“The choice is either everybody follows the rules, or we will have to take more measures," he said. “I don’t want to see more restrictive measures, but if people don’t follow the rules that’s how the virus spreads."Hancock spoke after the government confirmed that people in England who refuse an order to self-isolate could be fined up to 10,000 pounds ($12,917). A new legal duty requires people to self-isolate if they test positive for coronavirus, or are traced as a close contact.
“I’m very worried about this second wave," Hancock said. “We’ve seen in Europe it can shoot through the roof. I can’t overemphasize enough the importance of this message: we must follow rules on social distancing. That way we can avoid an incredibly difficult lockdown until the cavalry comes with a vaccine and mass testing is on the horizon."
In an interview on BBC TV’s “Andrew Marr show," Hancock held out of the prospect of a vaccine by the end of the year or “more likely" in early 2021.
With infections on the rise, the U.K. test and trace system is under strain and millions of people across the country have been placed under local restrictions. Mayor of London Sadiq Khan has warned further restrictions will probably be needed “soon" in the British capital.
There are reports that ministers are considering a two-week national lockdown in October as a virus “circuit-breaker." Hancock once again refused to rule out any option, but insisted country-wide measures were a “last line of defense."
Another lockdown would deliver a further blow to an economy that shrank more than any other major developed country during the pandemic.
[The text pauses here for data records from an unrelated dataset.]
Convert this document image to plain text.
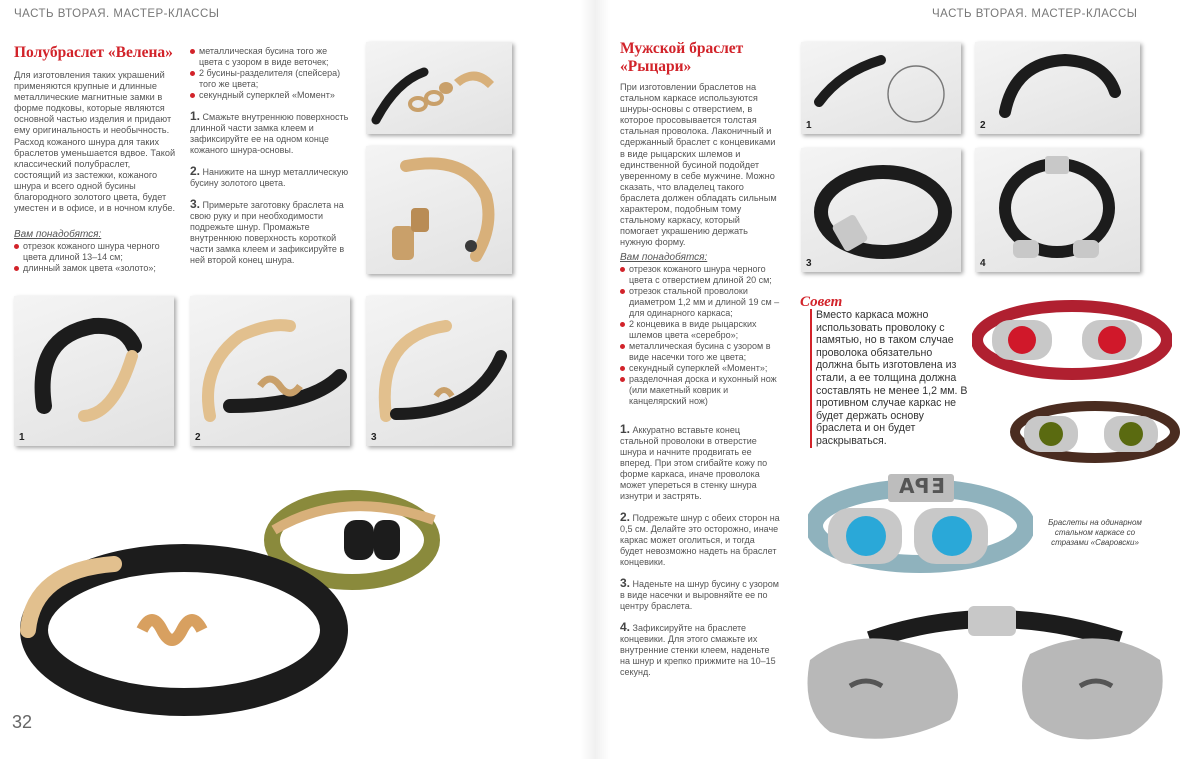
ЧАСТЬ ВТОРАЯ. МАСТЕР-КЛАССЫ
Полубраслет «Велена»
Для изготовления таких украшений применяются крупные и длинные металлические магнитные замки в форме подковы, которые являются основной частью изделия и придают ему оригинальность и необычность. Расход кожаного шнура для таких браслетов уменьшается вдвое. Такой классический полубраслет, состоящий из застежки, кожаного шнура и всего одной бусины благородного золотого цвета, будет уместен и в офисе, и в ночном клубе.
Вам понадобятся:
отрезок кожаного шнура черного цвета длиной 13–14 см;
длинный замок цвета «золото»;
металлическая бусина того же цвета с узором в виде веточек;
2 бусины-разделителя (спейсера) того же цвета;
секундный суперклей «Момент»
1. Смажьте внутреннюю поверхность длинной части замка клеем и зафиксируйте ее на одном конце кожаного шнура-основы.
2. Нанижите на шнур металлическую бусину золотого цвета.
3. Примерьте заготовку браслета на свою руку и при необходимости подрежьте шнур. Промажьте внутреннюю поверхность короткой части замка клеем и зафиксируйте в ней второй конец шнура.
1	2	3
32
ЧАСТЬ ВТОРАЯ. МАСТЕР-КЛАССЫ
Мужской браслет «Рыцари»
При изготовлении браслетов на стальном каркасе используются шнуры-основы с отверстием, в которое просовывается толстая стальная проволока. Лаконичный и сдержанный браслет с концевиками в виде рыцарских шлемов и единственной бусиной подойдет уверенному в себе мужчине. Можно сказать, что владелец такого браслета должен обладать сильным характером, подобным тому стальному каркасу, который помогает украшению держать нужную форму.
Вам понадобятся:
отрезок кожаного шнура черного цвета с отверстием длиной 20 см;
отрезок стальной проволоки диаметром 1,2 мм и длиной 19 см – для одинарного каркаса;
2 концевика в виде рыцарских шлемов цвета «серебро»;
металлическая бусина с узором в виде насечки того же цвета;
секундный суперклей «Момент»;
разделочная доска и кухонный нож (или макетный коврик и канцелярский нож)
1. Аккуратно вставьте конец стальной проволоки в отверстие шнура и начните продвигать ее вперед. При этом сгибайте кожу по форме каркаса, иначе проволока может упереться в стенку шнура изнутри и застрять.
2. Подрежьте шнур с обеих сторон на 0,5 см. Делайте это осторожно, иначе каркас может оголиться, и тогда будет невозможно надеть на браслет концевики.
3. Наденьте на шнур бусину с узором в виде насечки и выровняйте ее по центру браслета.
4. Зафиксируйте на браслете концевики. Для этого смажьте их внутренние стенки клеем, наденьте на шнур и крепко прижмите на 10–15 секунд.
1	2
3	4
Совет
Вместо каркаса можно использовать проволоку с памятью, но в таком случае проволока обязательно должна быть изготовлена из стали, а ее толщина должна составлять не менее 1,2 мм. В противном случае каркас не будет держать основу браслета и он будет раскрываться.
EPA
Браслеты на одинарном стальном каркасе со стразами «Сваровски»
Keir Starmer, leader of the opposition Labour Party, urged Prime Minister Boris Johnson’s government to fix the ailing test-and-trace program, which officials regard as vital to keep infection rates down and to give people confidence to return to work.
“If I was the prime minister I would be apologizing for the fact that we are in this situation with testing," he told the Marr show. Starmer urged the government to reinstate its daily coronavirus press conferences.